Thursday, August 4, 2011

Court hears former top cop Mark Standen told 'many lies'

By Lisa Davies Chief Court Reporter From: The Daily Telegraph July 25, 2011 12:35PM

FORMER top cop Mark Standen had "lied without pause" in a bid to explain his criminality, giving jurors a version that was "entirely implausible", a court has heard.

Crown Prosecutor Tim Game SC has begun his closing address to the jury, who will next week begin deliberations in Standen's long-running trial.

The former NSW Crime Commission assistant director, who gave evidence in his own defence case for 16 days plus a further nine in cross-examination, is accused of conspiring to import drugs with two other men, including former informant James Kinch.

He denies three charges, and claims instead he was effectively humouring his businessman friend and alleged co-conspirator Bill Jalalaty who had a string of whacky ideas that never came to fruition.

In addressing the jury today, Mr Game said Standen had told "a series of lies - complex and interrelated lies" in trying to convince the jury he was not guilty.

"It's not a nice thing to say but the Crown case is that (Standen) lied without pause for 25 days and transparently so," Mr Game said.

"(He told) many, many, many demonstrable lies involving quite complicated ins and outs of evidence (which) can be exposed as lies."

Mr Game said the Crown submitted that Standen's evidence was "entirely implausible".

Standen had admitted in his evidence discussing with Jalalaty an "unlawful scenario" in which drugs could be imported in a shipment of rice - but he never believed his friend was serious.

Mr Game asked the jury to examine the details of Standen's version, and said they would find it untenable and unsubstantiated.

"There was no 'unlawful scenario'," he said.

"The Crown case is that Mr Standen was a persistent liar over a very substantial period of time."

Mr Game's address is expected to continue for a couple of days, before Standen's barrister Mark Ierace SC begins his closing.

Justice Bruce James is expected to sum up to the jury early next week.

Tuesday, August 2, 2011

Jurors must ignor even grave suspicion, says drugs trial barrister

Ellie Harvey
August 2, 2011

THE crown case at the drugs trial of the former NSW crime investigator Mark Standen does not stand up to scrutiny, his barrister has told the jury.

Mark Ierace, SC said jurors had to consider the evidence and not take into account suspicion, ''not even grave suspicion'', or speculation.

''You will be left with a reasonable doubt in respect of each count as to the accused's guilt,'' he said in the defence closing address in the NSW Supreme Court yesterday.
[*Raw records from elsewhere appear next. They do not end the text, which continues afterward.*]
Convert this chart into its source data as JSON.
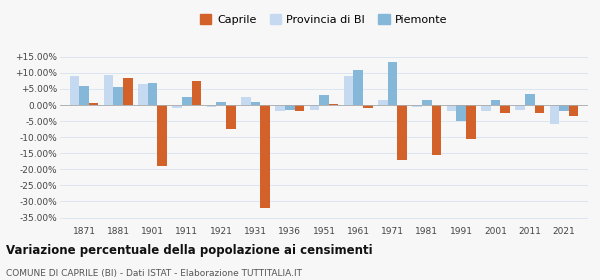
{
  "years": [
    1871,
    1881,
    1901,
    1911,
    1921,
    1931,
    1936,
    1951,
    1961,
    1971,
    1981,
    1991,
    2001,
    2011,
    2021
  ],
  "caprile": [
    0.5,
    8.5,
    -19.0,
    7.5,
    -7.5,
    -32.0,
    -2.0,
    0.3,
    -1.0,
    -17.0,
    -15.5,
    -10.5,
    -2.5,
    -2.5,
    -3.5
  ],
  "provincia_bi": [
    9.0,
    9.5,
    6.5,
    -1.0,
    -0.5,
    2.5,
    -2.0,
    -1.5,
    9.0,
    1.5,
    -0.5,
    -2.0,
    -2.0,
    -1.5,
    -6.0
  ],
  "piemonte": [
    6.0,
    5.5,
    7.0,
    2.5,
    1.0,
    1.0,
    -1.5,
    3.0,
    11.0,
    13.5,
    1.5,
    -5.0,
    1.5,
    3.5,
    -2.0
  ],
  "color_caprile": "#d2622a",
  "color_provincia": "#c5d9f0",
  "color_piemonte": "#85b8d8",
  "title": "Variazione percentuale della popolazione ai censimenti",
  "subtitle": "COMUNE DI CAPRILE (BI) - Dati ISTAT - Elaborazione TUTTITALIA.IT",
  "ylim": [
    -37,
    17
  ],
  "yticks": [
    -35.0,
    -30.0,
    -25.0,
    -20.0,
    -15.0,
    -10.0,
    -5.0,
    0.0,
    5.0,
    10.0,
    15.0
  ],
  "ytick_labels": [
    "-35.00%",
    "-30.00%",
    "-25.00%",
    "-20.00%",
    "-15.00%",
    "-10.00%",
    "-5.00%",
    "0.00%",
    "+5.00%",
    "+10.00%",
    "+15.00%"
  ],
  "bar_width": 0.28,
  "bg_color": "#f7f7f7",
  "grid_color": "#dce6f1"
}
Mr Standen, 54, denies conspiring with the businessman Bakhos ''Bill'' Jalalaty and the drug trafficker-turned-informant James Kinch, between early 2006 and June 2008, to import pseudoephedrine, which is used to make the drugs speed and ice.

Mr Standen, the former NSW Crime Commission assistant director, has also pleaded not guilty to taking part in the supply of 300 kilograms of the substance and conspiring to pervert the course of justice.

The crown has alleged that he, Mr Jalalaty and Mr Kinch met in Dubai in January 2007 to advance their ''nefarious activities''.

But Mr Ierace referred to the ''very reliable'' evidence of Louise Baker, Mr Standen's lover, who accompanied him on the trip.

''The difficulty [in the crown case] was that she said Mr Standen was with her on that trip for 99 per cent of the time,'' he said.

Mr Ierace said if there was a conspiracy at that stage, ''it did not involve the accused''.

Mr Ierace also said that secretly taped conversations between Mr Jalalaty and Mr Standen should not be relied on because the two were not always truthful with each other.

Mr Ierace will contine his closing today.